Michael Schumacher testet seinen neuen Mercedes Foto: dpa

Ex-Formel-1-Pilot Alexander Wurz sieht Mercedes bei den Tests hinter Red Bull und McLaren auf Platz drei.

Barcelona - Norbert Haug ist ein vorsichtiger Mann; Prognosen kommen ihm so häufig über die Lippen, wie es in der Sahara regnet. Also bestenfalls alle paar Jahre. Auch beim Treffpunkt Foyer unserer Zeitung am Montag ließ sich der Mercedes-Motorsportchef lediglich entlocken, dass sein Team unter die Top Drei der Formel 1 vorstoßen will – was nicht wirklich überraschte, war dieses Ziel auch schon 2011 formuliert worden. Wie groß die Chancen dafür sind, dass der neue Silberpfeil namens W 03 schneller als der alte und damit konkurrenzfähig ist, diese Einschätzungen behielt Haug aber lieber für sich.

Die Rolle des Formel-1-Orakels übernahm ein anderer: Alexander Wurz, der von 2001 bis 2005 bei McLaren-Mercedes als Testpilot gearbeitet hatte. „Red Bull ist wieder vorn, aber nicht so klar. Dann kommt McLaren“, prophezeit der Österreicher, „und dann Mercedes. Das Team hat einen Schritt nach vorn gemacht.“ Wurz orientierte sich dabei nicht an den Testtableaus, die ja ohnehin kein Indiz für die wahren Kräfteverhältnisse liefern – zu unterschiedlich sind die Spritladungen, die Reifen und spezifischen Testprogramme der Rennställe. Testzeiten sind nicht mehr als Schall und Rauch im Teamvergleich. Der 38-Jährige beobachtete das Fahrverhalten der Boliden, um sich ein Urteil zu bilden. „Ferrari befindet sich noch hinter Mercedes“, vermutet Wurz. Haug dürfte sich über diese Fremdeinschätzung sicher nicht ärgern.

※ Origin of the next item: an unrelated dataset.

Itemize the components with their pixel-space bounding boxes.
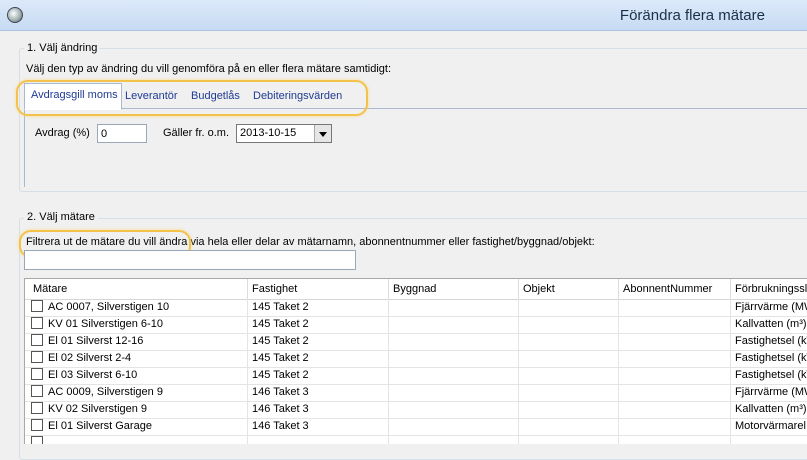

Kaffeesatzleserei? Könnte Wurz genauso gut die Reihenfolge auswürfeln? Schwer zu sagen. Fakt ist aber, dass Mercedes einige Probleme gelöst hat, die das 2011er-Auto noch einbremsten. Mercedes befindet sich anscheinend auf der Vorfahrtstraße. Vor allem bei den Reifen ist den Ingenieuren um Teamchef Ross Brawn ein Lichtaufgegangen, wie sie die gummifressende Hinterachse satt bekommen. Zum einen wurde der Radstand verlängert, zum anderen hat das Auto kräftig abgespeckt. So steht nun mehr variabler Gewichtsballast zur Verfügung, um die Hinterachse zu entlasten. „Das ständige Nachbessern hat uns 2011 viel Zeit gestohlen. Es blieb weniger Zeit übrig, um am Auto selbst zu arbeiten“, erklärte Brawn, „jetzt sind wir auf einem Stand, wo wir uns voll darauf konzentrieren können, das Maximum aus dem Auto rauszuholen.“

Spekulationen über Luftschlitz

Womöglich hat Mercedes noch ein paar Tricks im Zauberkasten. In der Boxengasse wird eifrig spekuliert, was der Luftschlitz in der Mercedes-Nase bringt. Ob dadurch zusätzliche Luft an die Unterseite des Fahrzeugs gelenkt wird, um Anpressdruck zu schaffen oder um die Höchstgeschwindigkeit um bis zu 8 km/h zu steigern – Mercedes schweigt, die Testergebnisse belegen diese Vermutungen (noch) nicht. Auch das Hinterteil des Silberpfeils wurde bei den Tests vergangene Woche verhüllt – dabei gilt das Heck als Experimentierfeld Nummer eins für die Aerodynamiker, um Kompensationslösungen für den verbotenen angeblasenen Diffusor zu finden. „Wir haben einige Überlegungen ins Auto einfließen lassen, die man nicht auf den ersten Blick sieht“, verrät Haug, „wir hoffen, dass sich die Detailpflege auszahlt.“ Dann ist wieder Ende der Sprechstunde. Es darf weiter spekuliert werden.

Mercedes hat offenbar aufgeholt. Alle im Team hoffen, dass dieser Anschein nicht trügen möge. Denn die Erinnerungen an 2011 schmerzen noch immer – damals reiste Mercedes mit der Barcelona-Bestzeit nach Melbourne, um in Australien festzustellen, dass das Auto nicht mit der Spitze mithalten kann.Und deshalb ist leicht nachvollziehbar, warum Haug das Abgeben einer Prognose so schätzt wie einen Motorplatzer in der letzten Runde.